Friday, September 16, 2011

Secularism, a qualification of the below post

I'm posting this because I came out quite forcefully in support of Paganism in that one. I believe that for the U.S. and everywhere else secularism is the best thing, and that no religion should officially dominate the public sphere. Secularism, however, does not mean the denial of religions but the official neutrality of society to them. Militant Atheism, a spectre of the Right doesn't have a lot of power in the U.S., and is not the way to go. Pursuing it would essentially replace one dogma, the dominant Christian dogma, with another, and wouldn't benefit anyone except the Atheists themselves. Atheism of this sort, that wants to ban all discussion anywhere of religion or of the supernatural, the kind that Sam Harris advocates, is a religion in its own right just like any other, with creeds and blind beliefs. Instead, having a recognition of religious diversity, sort of on the lines of multi-culturalism, is in my opinion a much better way to go.

Multi-culturalism cut the Gordian knot of denying particular cultures altogether or submitting to the dominant one, which in the case of the U.S. in the pre-war world meant English/Anglo culture. One could argue that the 1950s move to conformity was a backhanded way of Anglo assimilation, but that's another post. Instead of denying or assimilating, honoring all cultures became a better way to represent what the United States actually is. The same process can happen with religions.

Instead of denying religions altogether or only praising the dominant one, Protestant Christianity in our case, or even worse giving into the rabid demands of Fundamentalist Christianity, we should honor all religions within our society as well as the choice by many people to be either agnostic or atheist, or just not particularly religious. Multiculturalism does not require a person to join or identify with a particular culture; people in our society are free to define themselves in whatever way they want regardless of their background. The same should be the case with religion.

I think that while religion shouldn't have a place in our official culture that the media should not be so squeamish about portraying religion. I can understand why they wouldn't want to, but if equal, or almost equal, time is given to minority beliefs then having religious subjects on air occasionally wouldn't necessarily be that big of a deal. . Neither would having coverage of it in the papers. What would have to happen is something along the lines of the sort of coverage that critics of multi-culturalism in the media have complained about: having more time being given to smaller sects than is proportional to their size, including sects that other sects don't like. However, such is the way you have do it if you don't want to just be providing propaganda for the dominant forces in society. The point of this is to show the world what our society really consists of, not just to rubber stamp organizations and churches that already have a great amount of publicity. Even so, the fact of the non-presence of stories about religious subjects, regardless of the massive amount of belief in them by the people of the U.S., is a bad statement in and of itself. It deprives us of a recognition of some of the richness of our culture, which is a strength that we could offer the world.

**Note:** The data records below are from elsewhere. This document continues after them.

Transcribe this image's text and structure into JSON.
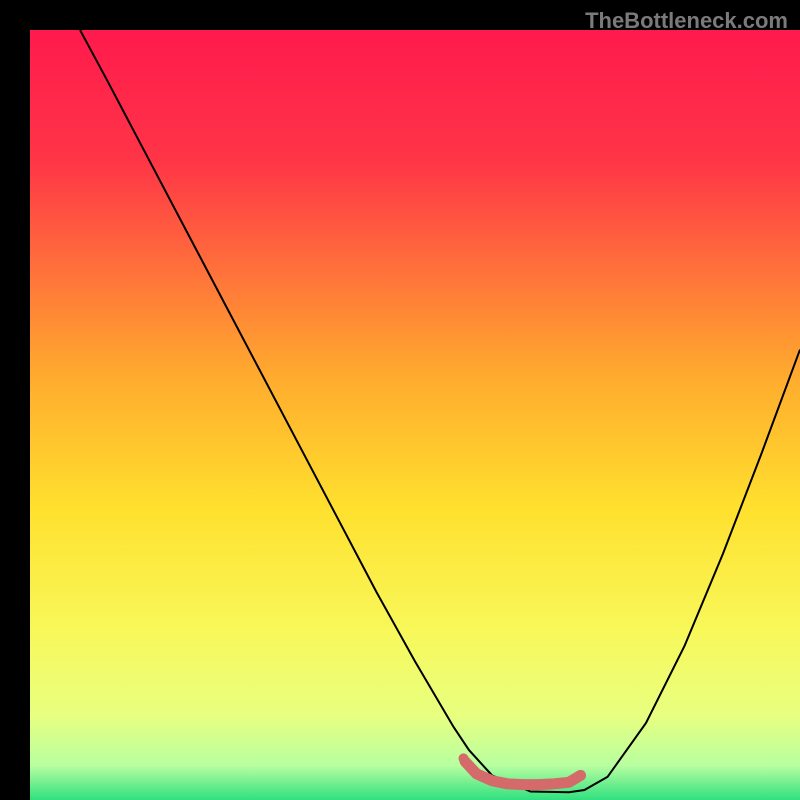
{
  "watermark": "TheBottleneck.com",
  "chart_data": {
    "type": "line",
    "title": "",
    "xlabel": "",
    "ylabel": "",
    "xlim": [
      0,
      100
    ],
    "ylim": [
      0,
      100
    ],
    "gradient_stops": [
      {
        "offset": 0,
        "color": "#ff1a4d"
      },
      {
        "offset": 0.17,
        "color": "#ff3547"
      },
      {
        "offset": 0.45,
        "color": "#ffab2e"
      },
      {
        "offset": 0.62,
        "color": "#ffe02e"
      },
      {
        "offset": 0.78,
        "color": "#f8f85a"
      },
      {
        "offset": 0.89,
        "color": "#e8ff80"
      },
      {
        "offset": 0.955,
        "color": "#b8ffa0"
      },
      {
        "offset": 1.0,
        "color": "#30e080"
      }
    ],
    "series": [
      {
        "name": "curve",
        "color": "#000000",
        "stroke_width": 2,
        "x": [
          6.5,
          10,
          15,
          20,
          25,
          30,
          35,
          40,
          45,
          50,
          55,
          57,
          60,
          65,
          70,
          72,
          75,
          80,
          85,
          90,
          95,
          100
        ],
        "y": [
          100,
          93.5,
          84,
          74.5,
          65,
          55.5,
          46,
          36.5,
          27,
          18,
          9.5,
          6.5,
          3.2,
          1.1,
          1.0,
          1.3,
          3.0,
          10,
          20,
          32,
          45,
          58.5
        ]
      },
      {
        "name": "optimal-range",
        "color": "#d46a6a",
        "stroke_width": 11,
        "cap": "round",
        "x": [
          56.5,
          58,
          60,
          62,
          64,
          66,
          68,
          70,
          71.5
        ],
        "y": [
          5.0,
          3.4,
          2.5,
          2.1,
          2.0,
          2.0,
          2.1,
          2.3,
          3.2
        ]
      }
    ],
    "markers": [
      {
        "name": "start-dot",
        "x": 56.3,
        "y": 5.4,
        "r": 5,
        "color": "#d46a6a"
      }
    ]
  }
}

The hardcore materialism that is stereotypically associated with the Left by some right wing forces hasn't been there for decades and decades. The New Left basically killed it. If it's brought up in the media now, it's mostly as a paper tiger to scare people, along with Secular Humanism..that very, very, scary doctrine…..and not as a reflection of actual currents within society.

In other countries, particularly in places like France where the Old Left has had much greater success, that may not be the case, but for the U.S. it mostly is.